The 2017 municipal elections in Southern Nevada drew turnout that could only be described as pathetic. You could have put everyone who voted for positions in the cities of Henderson, Las Vegas and North Las Vegas in Sam Boyd Stadium, and about a quarter of the seats would have been empty.
So here’s to the Nevada Secretary of State’s office for drafting a bill that would force cities to hold their elections in even-numbered years, at the same time as general elections and midterms.
It’s a move that is long, long overdue.
Turnout for municipal elections was lousy well before 2017, and with little wonder. Voters often say they need a break from politics after the endless campaigning that happens during even-year elections, and people are simply less passionate about municipal elections than those at other levels. That’s maddening, because decisions at the local level can be very important, but there’s no getting around it.
Beyond that, municipal elections often don’t feature at-large races, so relatively few voters are involved.
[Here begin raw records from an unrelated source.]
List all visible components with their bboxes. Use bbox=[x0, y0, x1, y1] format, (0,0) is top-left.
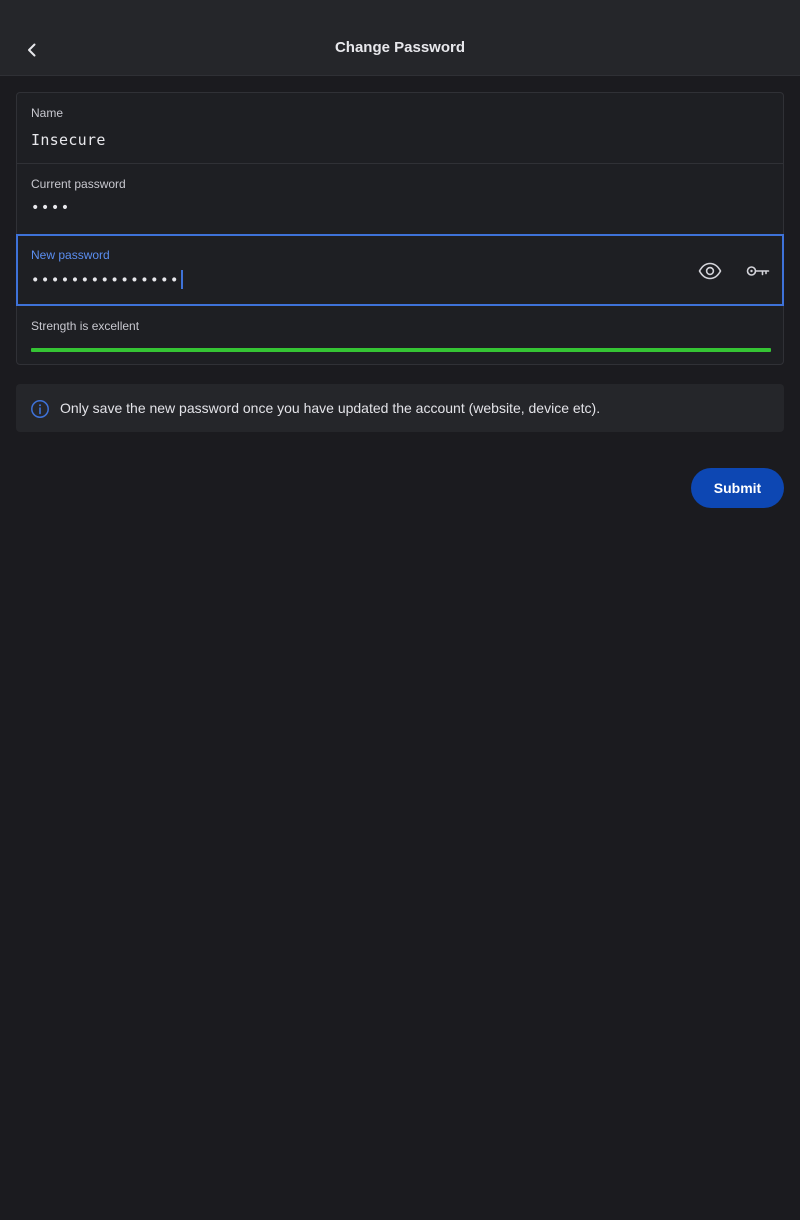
page-title: Change Password bbox=[334, 39, 466, 56]
current-password-value: •••• bbox=[31, 200, 71, 216]
text-caret bbox=[180, 270, 183, 289]
new-password-label: New password bbox=[31, 248, 110, 262]
app-header: Change Password bbox=[0, 0, 800, 76]
submit-button[interactable]: Submit bbox=[691, 468, 784, 508]
strength-bar-fill bbox=[31, 348, 771, 352]
current-password-field[interactable]: Current password •••• bbox=[16, 163, 784, 235]
info-icon bbox=[31, 400, 49, 418]
new-password-field[interactable]: New password ••••••••••••••• bbox=[16, 234, 784, 306]
name-field[interactable]: Name Insecure bbox=[16, 92, 784, 164]
eye-icon bbox=[698, 262, 722, 280]
current-password-label: Current password bbox=[31, 177, 126, 191]
strength-label: Strength is excellent bbox=[31, 319, 140, 333]
password-strength-meter: Strength is excellent bbox=[16, 305, 784, 365]
change-password-form: Name Insecure Current password •••• New … bbox=[16, 92, 784, 365]
info-notice: Only save the new password once you have… bbox=[16, 384, 784, 432]
name-label: Name bbox=[31, 106, 64, 120]
strength-bar bbox=[31, 348, 771, 352]
show-password-button[interactable] bbox=[696, 257, 724, 285]
new-password-input[interactable]: ••••••••••••••• bbox=[31, 270, 183, 290]
key-icon bbox=[746, 266, 770, 276]
new-password-value: ••••••••••••••• bbox=[31, 272, 180, 289]
generate-password-button[interactable] bbox=[744, 257, 772, 285]
name-value: Insecure bbox=[31, 131, 106, 149]
info-text: Only save the new password once you have… bbox=[60, 400, 601, 416]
So the upshot is that cities are spending money for elections that bring a trickle of ballots, and races are being decided by tiny slivers of the electorate. In 2017, for example, just 7,644 of the 63,024 registered voters in the Las Vegas City Council Ward 6 race bothered to vote. So just 12.1 percent of the voters determined the outcome.
It’s not as if the 2017 elections were a dud in terms of candidates and issues, either. There were competitive races between qualified candidates.
So the consistently low turnout isn’t good, either for efficient use of tax dollars or for democratic participation.
The Legislature should make short work of passing the measure when it convenes in January.
To its credit, Clark County has taken a number of steps to make voting easier and more convenient, such as replacing precincts with voting centers where eligible voters from anywhere in the valley can cast their ballots.
Rolling the elections into one would make it even easier. While voting for national and state positions, voters could also decide elections for city posts.
Not everyone will like the idea.
The arguments against consolidating elections include that candidates at the low end of the ballot will have a hard time getting their messages heard amid the barrage of advertising coming candidates for Congress, governor and so on. Having everyone on the same ballot, opponents say, will create a fundraising arms race for low-ballot elections.
Unfortunately, there’s some truth to those concerns.
But clearly, what’s happening now isn’t working. And for cities that hold their municipal elections to even-number years — such as Reno and Mesquite — turnout percentages tend to dwarf the numbers in the holdout cities of Las Vegas, Henderson and North Las Vegas.
Change is needed.
We’re confident there will be an immediate uptick in turnout. But even if there are problems, it can be rolled back.